Mais Mazoha est aussi un groupe délibérément régressif et dansant. C’est la face pétillante et outrancière de Vagina Lips, une franchise proto-punk désinhibée et sauvage qui s’exprime dans le déluge dark-disco du 6ème titre, Λίπασμα (engrais? fumier?). On pense un instant à la J-Pop mais aussi à l’euro-gothique des années 90. La modernité insolente de certains titres n’enlève rien au caractère daté de quelques autres, comme si le groupe se foutait de produire parfois des séquences vintage à la saveur curieuse. Il est possible que les goûts en Grèce soient différents de ce qu’ils sont en France, mais on a la sensation avec cette musique d’entreprendre un voyage un peu étrange ou de naviguer dans une temporalité alternative. Nous sommes toujours en 2020 mais dans un monde où les synthétiseurs ont peu évolué et ont conservé une sonorité singulière et métallique.

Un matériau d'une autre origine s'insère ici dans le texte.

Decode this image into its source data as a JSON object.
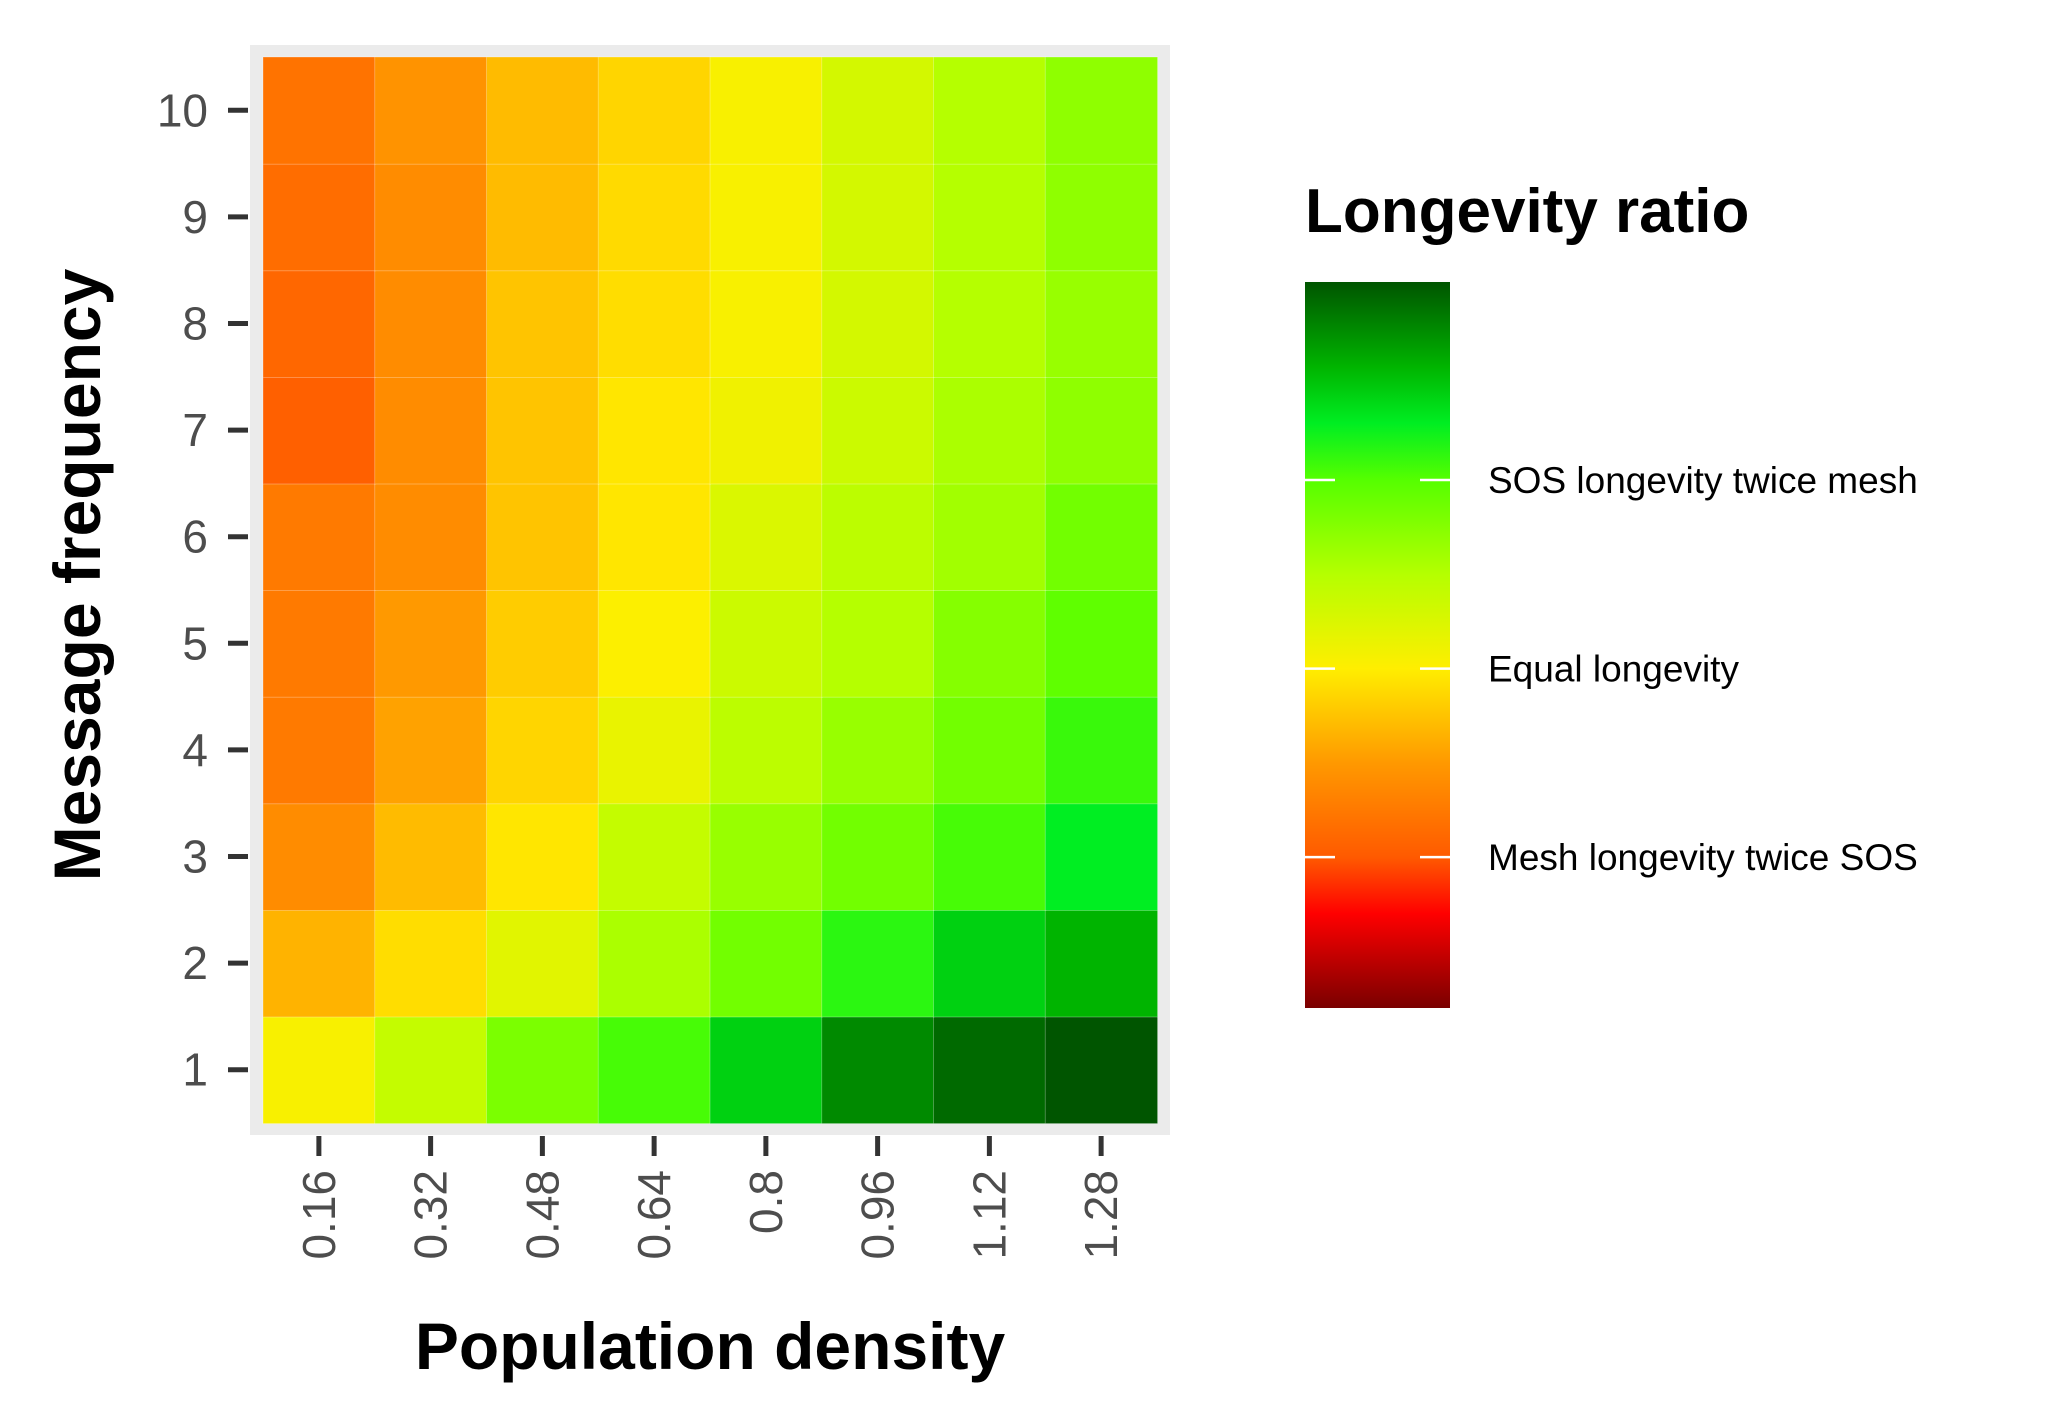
{
  "chart_data": {
    "type": "heatmap",
    "title": "",
    "xlabel": "Population density",
    "ylabel": "Message frequency",
    "x_categories": [
      "0.16",
      "0.32",
      "0.48",
      "0.64",
      "0.8",
      "0.96",
      "1.12",
      "1.28"
    ],
    "y_categories": [
      "1",
      "2",
      "3",
      "4",
      "5",
      "6",
      "7",
      "8",
      "9",
      "10"
    ],
    "value_scale": "log2 of longevity ratio (SOS / mesh)",
    "values_log2_by_row": [
      [
        0.05,
        0.4,
        0.8,
        1.05,
        1.45,
        1.8,
        1.95,
        2.05
      ],
      [
        -0.35,
        -0.1,
        0.2,
        0.55,
        0.85,
        1.15,
        1.45,
        1.6
      ],
      [
        -0.6,
        -0.3,
        -0.05,
        0.4,
        0.65,
        0.85,
        1.05,
        1.3
      ],
      [
        -0.75,
        -0.45,
        -0.15,
        0.15,
        0.45,
        0.65,
        0.85,
        1.1
      ],
      [
        -0.75,
        -0.5,
        -0.2,
        0.02,
        0.35,
        0.5,
        0.75,
        0.95
      ],
      [
        -0.75,
        -0.6,
        -0.25,
        -0.05,
        0.25,
        0.45,
        0.6,
        0.85
      ],
      [
        -0.95,
        -0.6,
        -0.25,
        -0.05,
        0.1,
        0.35,
        0.55,
        0.7
      ],
      [
        -0.9,
        -0.6,
        -0.25,
        -0.1,
        0.05,
        0.3,
        0.5,
        0.65
      ],
      [
        -0.85,
        -0.6,
        -0.3,
        -0.12,
        0.05,
        0.3,
        0.5,
        0.7
      ],
      [
        -0.8,
        -0.55,
        -0.3,
        -0.15,
        0.05,
        0.3,
        0.5,
        0.7
      ]
    ],
    "legend": {
      "title": "Longevity ratio",
      "position": "right",
      "range_log2": [
        -1.8,
        2.05
      ],
      "breaks": [
        {
          "value_log2": 1,
          "label": "SOS longevity twice mesh"
        },
        {
          "value_log2": 0,
          "label": "Equal longevity"
        },
        {
          "value_log2": -1,
          "label": "Mesh longevity twice SOS"
        }
      ],
      "color_stops": [
        {
          "value_log2": -1.8,
          "color": "#7a0000"
        },
        {
          "value_log2": -1.3,
          "color": "#ff0000"
        },
        {
          "value_log2": -1.0,
          "color": "#ff5a00"
        },
        {
          "value_log2": -0.5,
          "color": "#ff9900"
        },
        {
          "value_log2": 0.0,
          "color": "#ffee00"
        },
        {
          "value_log2": 0.5,
          "color": "#b5ff00"
        },
        {
          "value_log2": 1.0,
          "color": "#55ff00"
        },
        {
          "value_log2": 1.3,
          "color": "#00ee22"
        },
        {
          "value_log2": 1.6,
          "color": "#00b400"
        },
        {
          "value_log2": 2.05,
          "color": "#005500"
        }
      ]
    }
  }
}
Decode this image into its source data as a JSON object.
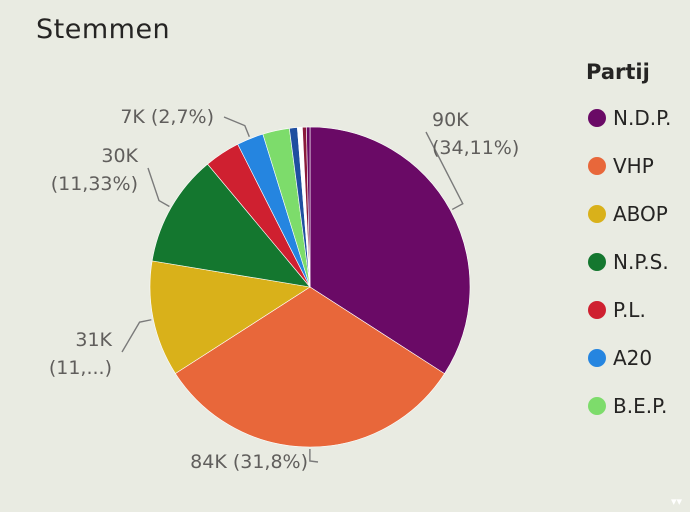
{
  "title": "Stemmen",
  "legend": {
    "title": "Partij",
    "items": [
      {
        "label": "N.D.P.",
        "color": "#6a0a66"
      },
      {
        "label": "VHP",
        "color": "#e8673a"
      },
      {
        "label": "ABOP",
        "color": "#d9b11a"
      },
      {
        "label": "N.P.S.",
        "color": "#14772f"
      },
      {
        "label": "P.L.",
        "color": "#cf2030"
      },
      {
        "label": "A20",
        "color": "#2585e0"
      },
      {
        "label": "B.E.P.",
        "color": "#7ddc6b"
      }
    ]
  },
  "chart_data": {
    "type": "pie",
    "title": "Stemmen",
    "legend_title": "Partij",
    "legend_position": "right",
    "slices": [
      {
        "name": "N.D.P.",
        "value": 34.11,
        "color": "#6a0a66"
      },
      {
        "name": "VHP",
        "value": 31.8,
        "color": "#e8673a"
      },
      {
        "name": "ABOP",
        "value": 11.7,
        "color": "#d9b11a"
      },
      {
        "name": "N.P.S.",
        "value": 11.33,
        "color": "#14772f"
      },
      {
        "name": "P.L.",
        "value": 3.6,
        "color": "#cf2030"
      },
      {
        "name": "A20",
        "value": 2.7,
        "color": "#2585e0"
      },
      {
        "name": "B.E.P.",
        "value": 2.7,
        "color": "#7ddc6b"
      },
      {
        "name": "",
        "value": 0.8,
        "color": "#1f4fa0"
      },
      {
        "name": "",
        "value": 0.5,
        "color": "#ffffff"
      },
      {
        "name": "",
        "value": 0.4,
        "color": "#8a1a3a"
      },
      {
        "name": "",
        "value": 0.36,
        "color": "#6a0a66"
      }
    ],
    "data_labels": [
      {
        "slice": 0,
        "line1": "90K",
        "line2": "(34,11%)"
      },
      {
        "slice": 1,
        "line1": "84K (31,8%)",
        "line2": ""
      },
      {
        "slice": 2,
        "line1": "31K",
        "line2": "(11,...)"
      },
      {
        "slice": 3,
        "line1": "30K",
        "line2": "(11,33%)"
      },
      {
        "slice": 5,
        "line1": "7K (2,7%)",
        "line2": ""
      }
    ]
  }
}
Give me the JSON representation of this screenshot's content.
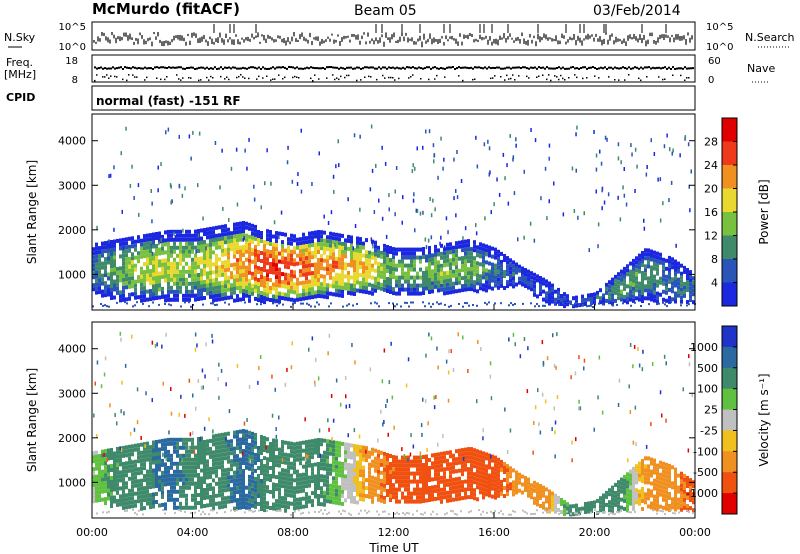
{
  "header": {
    "title": "McMurdo (fitACF)",
    "beam": "Beam 05",
    "date": "03/Feb/2014"
  },
  "strip": {
    "nsky_label": "N.Sky",
    "nsearch_label": "N.Search",
    "freq_label": "Freq.",
    "freq_unit": "[MHz]",
    "nave_label": "Nave",
    "cpid_label": "CPID",
    "cpid_value": "normal (fast) -151 RF",
    "left_ticks_top": [
      "10^5",
      "10^0"
    ],
    "right_ticks_top": [
      "10^5",
      "10^0"
    ],
    "left_ticks_freq": [
      "18",
      "8"
    ],
    "right_ticks_nave": [
      "60",
      "0"
    ]
  },
  "chart_data": [
    {
      "type": "heatmap",
      "name": "power-panel",
      "ylabel": "Slant Range [km]",
      "ylim": [
        200,
        4600
      ],
      "yticks": [
        1000,
        2000,
        3000,
        4000
      ],
      "xlim": [
        0,
        24
      ],
      "colorbar_label": "Power [dB]",
      "colorbar_ticks": [
        "4",
        "8",
        "12",
        "16",
        "20",
        "24",
        "28"
      ],
      "colorbar_colors": [
        "#1b28e0",
        "#2a55b8",
        "#3f8a6a",
        "#78c040",
        "#e8d830",
        "#f09020",
        "#ee3a1a",
        "#e00000"
      ],
      "echo_band": {
        "hours": [
          0,
          1,
          2,
          3,
          4,
          5,
          6,
          7,
          8,
          9,
          10,
          11,
          12,
          13,
          14,
          15,
          16,
          17,
          18,
          19,
          20,
          21,
          22,
          23,
          24
        ],
        "bottom_km": [
          600,
          450,
          450,
          450,
          450,
          450,
          450,
          400,
          400,
          500,
          550,
          600,
          600,
          600,
          600,
          650,
          700,
          800,
          400,
          300,
          350,
          400,
          450,
          400,
          400
        ],
        "top_km": [
          1700,
          1800,
          1900,
          2000,
          2000,
          2100,
          2200,
          2000,
          1900,
          2000,
          1900,
          1800,
          1600,
          1600,
          1700,
          1800,
          1600,
          1200,
          900,
          500,
          600,
          1100,
          1600,
          1400,
          1000
        ],
        "peak_db": [
          10,
          14,
          18,
          18,
          16,
          20,
          24,
          28,
          26,
          24,
          22,
          20,
          14,
          14,
          16,
          14,
          10,
          8,
          6,
          6,
          8,
          14,
          12,
          10,
          10
        ]
      }
    },
    {
      "type": "heatmap",
      "name": "velocity-panel",
      "ylabel": "Slant Range [km]",
      "ylim": [
        200,
        4600
      ],
      "yticks": [
        1000,
        2000,
        3000,
        4000
      ],
      "xlim": [
        0,
        24
      ],
      "xticks": [
        "00:00",
        "04:00",
        "08:00",
        "12:00",
        "16:00",
        "20:00",
        "00:00"
      ],
      "xlabel": "Time UT",
      "colorbar_label": "Velocity [m s⁻¹]",
      "colorbar_ticks": [
        "1000",
        "500",
        "100",
        "25",
        "-25",
        "-100",
        "-500",
        "-1000"
      ],
      "colorbar_colors": [
        "#2035c8",
        "#2a6aa0",
        "#3f8a6a",
        "#60c040",
        "#c0c0c0",
        "#f0c020",
        "#f09020",
        "#f05010",
        "#e00000"
      ],
      "echo_band": {
        "hours": [
          0,
          1,
          2,
          3,
          4,
          5,
          6,
          7,
          8,
          9,
          10,
          11,
          12,
          13,
          14,
          15,
          16,
          17,
          18,
          19,
          20,
          21,
          22,
          23,
          24
        ],
        "bottom_km": [
          600,
          450,
          450,
          450,
          450,
          450,
          450,
          400,
          400,
          500,
          550,
          600,
          600,
          600,
          600,
          650,
          700,
          800,
          400,
          300,
          350,
          400,
          450,
          400,
          400
        ],
        "top_km": [
          1700,
          1800,
          1900,
          2000,
          2000,
          2100,
          2200,
          2000,
          1900,
          2000,
          1900,
          1800,
          1600,
          1600,
          1700,
          1800,
          1600,
          1200,
          900,
          500,
          600,
          1100,
          1600,
          1400,
          1000
        ],
        "velocity_ms": [
          25,
          100,
          100,
          500,
          100,
          100,
          500,
          100,
          100,
          100,
          25,
          -100,
          -500,
          -500,
          -500,
          -500,
          -500,
          -100,
          -100,
          100,
          100,
          100,
          -100,
          -100,
          -500
        ]
      }
    }
  ]
}
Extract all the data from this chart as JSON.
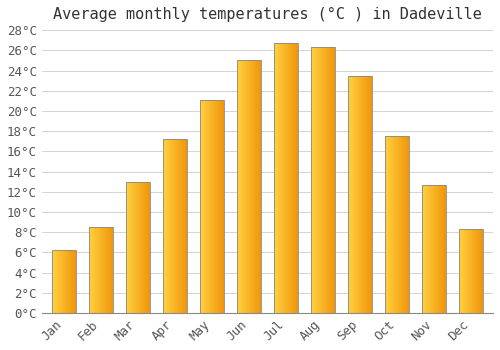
{
  "title": "Average monthly temperatures (°C ) in Dadeville",
  "months": [
    "Jan",
    "Feb",
    "Mar",
    "Apr",
    "May",
    "Jun",
    "Jul",
    "Aug",
    "Sep",
    "Oct",
    "Nov",
    "Dec"
  ],
  "values": [
    6.2,
    8.5,
    13.0,
    17.2,
    21.1,
    25.0,
    26.7,
    26.3,
    23.5,
    17.5,
    12.7,
    8.3
  ],
  "bar_color_light": "#FFD040",
  "bar_color_dark": "#F5A800",
  "bar_edge_color": "#888888",
  "background_color": "#FFFFFF",
  "grid_color": "#CCCCCC",
  "ylim": [
    0,
    28
  ],
  "ytick_step": 2,
  "title_fontsize": 11,
  "tick_fontsize": 9,
  "font_family": "monospace",
  "bar_width": 0.65
}
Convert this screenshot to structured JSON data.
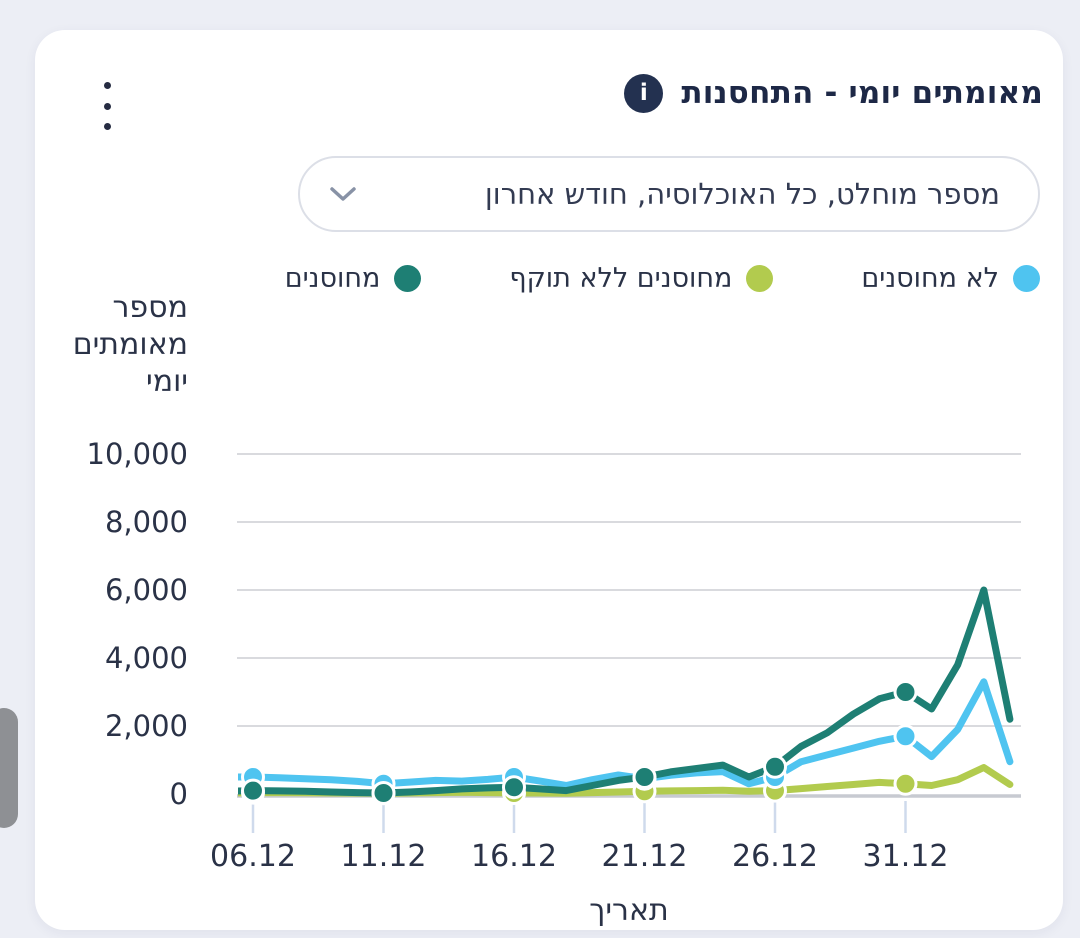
{
  "card": {
    "title": "מאומתים יומי - התחסנות",
    "info_icon": "i",
    "menu_icon": "kebab-menu-icon",
    "dropdown": {
      "value": "מספר מוחלט, כל האוכלוסיה, חודש אחרון",
      "chevron_icon": "chevron-down-icon"
    }
  },
  "chart_data": {
    "type": "line",
    "title": "מאומתים יומי - התחסנות",
    "xlabel": "תאריך",
    "ylabel": "מספר מאומתים יומי",
    "ylabel_lines": [
      "מספר",
      "מאומתים",
      "יומי"
    ],
    "ylim": [
      0,
      10000
    ],
    "grid": "horizontal",
    "legend_position": "top",
    "x_ticks": [
      "06.12",
      "11.12",
      "16.12",
      "21.12",
      "26.12",
      "31.12"
    ],
    "y_ticks": [
      "10,000",
      "8,000",
      "6,000",
      "4,000",
      "2,000",
      "0"
    ],
    "y_tick_values": [
      10000,
      8000,
      6000,
      4000,
      2000,
      0
    ],
    "x": [
      "05.12",
      "06.12",
      "07.12",
      "08.12",
      "09.12",
      "10.12",
      "11.12",
      "12.12",
      "13.12",
      "14.12",
      "15.12",
      "16.12",
      "17.12",
      "18.12",
      "19.12",
      "20.12",
      "21.12",
      "22.12",
      "23.12",
      "24.12",
      "25.12",
      "26.12",
      "27.12",
      "28.12",
      "29.12",
      "30.12",
      "31.12",
      "01.01",
      "02.01",
      "03.01",
      "04.01"
    ],
    "marker_dates": [
      "06.12",
      "11.12",
      "16.12",
      "21.12",
      "26.12",
      "31.12"
    ],
    "series": [
      {
        "name": "מחוסנים ללא תוקף",
        "color": "#b2cb4e",
        "values": [
          30,
          40,
          40,
          35,
          30,
          25,
          20,
          30,
          40,
          50,
          40,
          30,
          30,
          20,
          40,
          60,
          80,
          90,
          100,
          110,
          80,
          100,
          160,
          220,
          280,
          340,
          300,
          250,
          420,
          780,
          280
        ]
      },
      {
        "name": "לא מחוסנים",
        "color": "#4fc4f0",
        "values": [
          500,
          500,
          480,
          450,
          420,
          370,
          300,
          350,
          400,
          380,
          430,
          500,
          380,
          250,
          420,
          560,
          450,
          550,
          620,
          660,
          300,
          500,
          950,
          1150,
          1350,
          1550,
          1700,
          1100,
          1900,
          3300,
          950
        ]
      },
      {
        "name": "מחוסנים",
        "color": "#1e7f74",
        "values": [
          80,
          100,
          90,
          80,
          60,
          40,
          30,
          60,
          100,
          150,
          180,
          200,
          150,
          100,
          250,
          400,
          500,
          650,
          750,
          850,
          500,
          800,
          1400,
          1800,
          2350,
          2800,
          3000,
          2500,
          3800,
          6000,
          2200
        ]
      }
    ],
    "legend_order": [
      1,
      0,
      2
    ],
    "colors": {
      "grid": "#d9dade",
      "axis": "#c7cad1",
      "tick_mark": "#cfdaec",
      "text": "#2a3247",
      "title": "#1d2846",
      "background": "#ffffff"
    }
  }
}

La plage 8 (et avant-dernière), Σταγόνα (larme/goutte), est magique et renvoie à la poésie adolescente et insouciante de l’époque Breakfast Club. On pense à notre adolescence et à l’énergie qui nous habitait alors. On ne connaissait pas le punk mais la synth pop en portait les traces contestataires sur elle, sous ses dehors idiots. C’est cette même densité dans la superficialité que réussit à retrouver Mazoha sur cet album, la sensation assez géniale et grisante de parvenir à toucher juste, à passer pour extrême alors qu’on évolue dans un périmètre musical à la fois balisé et désuet. La langue grecque est parfaite pour cela, véhiculant pour nous un air de vacances bouzouki rassurant en même temps que des accents exotiques entre le Russe et l’Allemand qui en font un idiome fascinant.
Mazoha referme son disque avec un final conduit au piano et qu’on est incapable de décrire : tutoyer cette ligne fine entre la chanson entonnée dans un bar d’été et l’hymne parfait est un privilège qui interroge les limites du bon goût. Est-ce bon ou mauvais ? A quel genre est-ce que cela appartient ? Sommes-nous bien en 2020 et à l’endroit où nous pensons être et d’où nous croyons penser ? Brouiller les pistes est un bonheur. Déjouer les boussoles, tromper les goûts bien arrêtés. Mazoha fait tout cela… en mieux.